Every merchant wants a fast site. But few know what fast really means in Google’s eyes.
Over the past few months, I wanted a clear answer to one question: What does “fast enough” actually look like for Shopify stores today?
So I built a benchmark from scratch.
The analysis covered 1,000 Shopify stores, testing each one through PageSpeed Insights for lab data and Chrome UX Report for real user data. Three Core Web Vitals were used to measure real-world performance:
- LCP (Largest Contentful Paint) shows how quickly the main content loads.
- INP (Interaction to Next Paint) shows how responsive it feels when users interact.

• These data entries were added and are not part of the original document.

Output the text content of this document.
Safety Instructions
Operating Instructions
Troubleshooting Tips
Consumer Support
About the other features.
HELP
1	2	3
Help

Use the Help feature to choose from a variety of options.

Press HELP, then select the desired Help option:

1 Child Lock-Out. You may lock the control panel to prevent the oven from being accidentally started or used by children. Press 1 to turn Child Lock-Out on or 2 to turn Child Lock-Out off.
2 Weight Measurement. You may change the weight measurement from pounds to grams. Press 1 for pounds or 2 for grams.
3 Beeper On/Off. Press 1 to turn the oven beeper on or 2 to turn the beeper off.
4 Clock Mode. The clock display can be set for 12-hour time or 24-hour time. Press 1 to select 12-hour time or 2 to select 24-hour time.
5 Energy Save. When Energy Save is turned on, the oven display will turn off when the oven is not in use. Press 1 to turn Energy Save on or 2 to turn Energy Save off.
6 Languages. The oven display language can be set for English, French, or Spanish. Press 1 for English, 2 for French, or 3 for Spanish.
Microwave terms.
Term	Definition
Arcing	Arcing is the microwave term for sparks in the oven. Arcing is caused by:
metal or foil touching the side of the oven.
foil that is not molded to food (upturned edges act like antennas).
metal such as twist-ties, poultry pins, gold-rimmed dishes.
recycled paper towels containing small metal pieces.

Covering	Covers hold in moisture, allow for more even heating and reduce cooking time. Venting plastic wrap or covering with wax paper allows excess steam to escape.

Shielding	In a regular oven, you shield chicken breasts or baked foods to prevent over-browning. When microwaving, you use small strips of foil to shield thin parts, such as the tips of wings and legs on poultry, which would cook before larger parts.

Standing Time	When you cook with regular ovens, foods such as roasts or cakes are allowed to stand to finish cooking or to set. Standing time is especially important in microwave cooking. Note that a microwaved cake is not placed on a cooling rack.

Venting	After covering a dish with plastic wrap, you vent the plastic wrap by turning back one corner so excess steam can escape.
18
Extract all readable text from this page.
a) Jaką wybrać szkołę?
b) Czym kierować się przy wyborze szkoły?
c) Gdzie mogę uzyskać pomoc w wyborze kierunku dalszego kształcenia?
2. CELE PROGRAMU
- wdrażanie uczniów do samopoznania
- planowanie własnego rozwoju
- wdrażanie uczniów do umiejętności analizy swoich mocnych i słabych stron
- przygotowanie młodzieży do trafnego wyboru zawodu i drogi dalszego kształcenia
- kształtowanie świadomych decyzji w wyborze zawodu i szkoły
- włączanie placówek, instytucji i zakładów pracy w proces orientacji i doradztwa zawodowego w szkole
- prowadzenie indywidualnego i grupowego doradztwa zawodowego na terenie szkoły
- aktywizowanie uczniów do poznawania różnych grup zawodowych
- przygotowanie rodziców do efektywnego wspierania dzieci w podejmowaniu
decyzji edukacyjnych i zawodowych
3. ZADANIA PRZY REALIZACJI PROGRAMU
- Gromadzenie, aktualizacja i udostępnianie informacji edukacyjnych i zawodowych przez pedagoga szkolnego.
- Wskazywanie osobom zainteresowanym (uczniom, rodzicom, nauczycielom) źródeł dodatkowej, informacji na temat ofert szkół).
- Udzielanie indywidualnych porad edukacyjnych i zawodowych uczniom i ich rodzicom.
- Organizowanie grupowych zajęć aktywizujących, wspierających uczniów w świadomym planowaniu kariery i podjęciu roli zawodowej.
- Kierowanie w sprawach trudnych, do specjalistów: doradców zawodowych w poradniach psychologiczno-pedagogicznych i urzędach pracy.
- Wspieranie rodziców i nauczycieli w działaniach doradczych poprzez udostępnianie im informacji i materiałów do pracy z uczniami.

- CLS (Cumulative Layout Shift) shows how stable the layout is as it loads.
The results were then compared with Lighthouse performance data to reveal how Shopify stores are really performing, and how those numbers align with what shoppers experience every day.
The results
Most Shopify stores are slower than they think.
The average mobile LCP came in at 3.9 seconds, far above Google’s recommended 2.5 seconds. The average INP was 368 milliseconds, which is acceptable but leaves room for improvement. The average CLS was 0.13, which is good. Shopify’s platform handles layout stability better than most eCommerce platforms.
In short, Shopify merchants benefit from a solid foundation, but they often lose speed through unnecessary design elements, oversized hero images, and apps that load too much JavaScript.

Big Brands Are Not Always Faster
One surprise from the analysis was how little brand size matters.
Some of the biggest DTC names performed poorly. Beautiful designs, advanced tracking setups, and extra layers of personalization often led to slower load times.
Meanwhile, smaller brands that stuck with simple themes and limited third-party scripts performed far better.
Speed isn’t about resources. It’s about discipline and restraint.
Why speed matters more than ever
Performance affects visibility, conversions, and customer trust.
Fast sites rank higher, convert better, and are more likely to appear in AI-driven search experiences such as Google’s Search Generative Experience, ChatGPT, or Perplexity.
In 2026, speed will continue to directly influence how people, Google, and AI systems discover your brand.
A few quick truths:
- According to Cloudflare, a one-second delay can result in a 20% drop in conversions.
- Google’s crawlers prioritize pages that load efficiently.
- Customers are more likely to stay and buy when the experience feels instant.
What should merchants improve right now?
Improving speed is not about chasing a perfect PageSpeed score. It’s about fixing the handful of things that consistently drag performance down across almost every Shopify store tested.
Here’s where the data points to real gains:
1) Reduce hero image weight and prioritization errors
- More than 60 percent of tested sites had hero images larger than one megabyte.
- Compress and resize to under 500 KB.
- Use the “priority hints” attribute (fetchpriority="high") on your LCP image so browsers load it first.
- Avoid loading background videos or carousels above the fold unless absolutely necessary.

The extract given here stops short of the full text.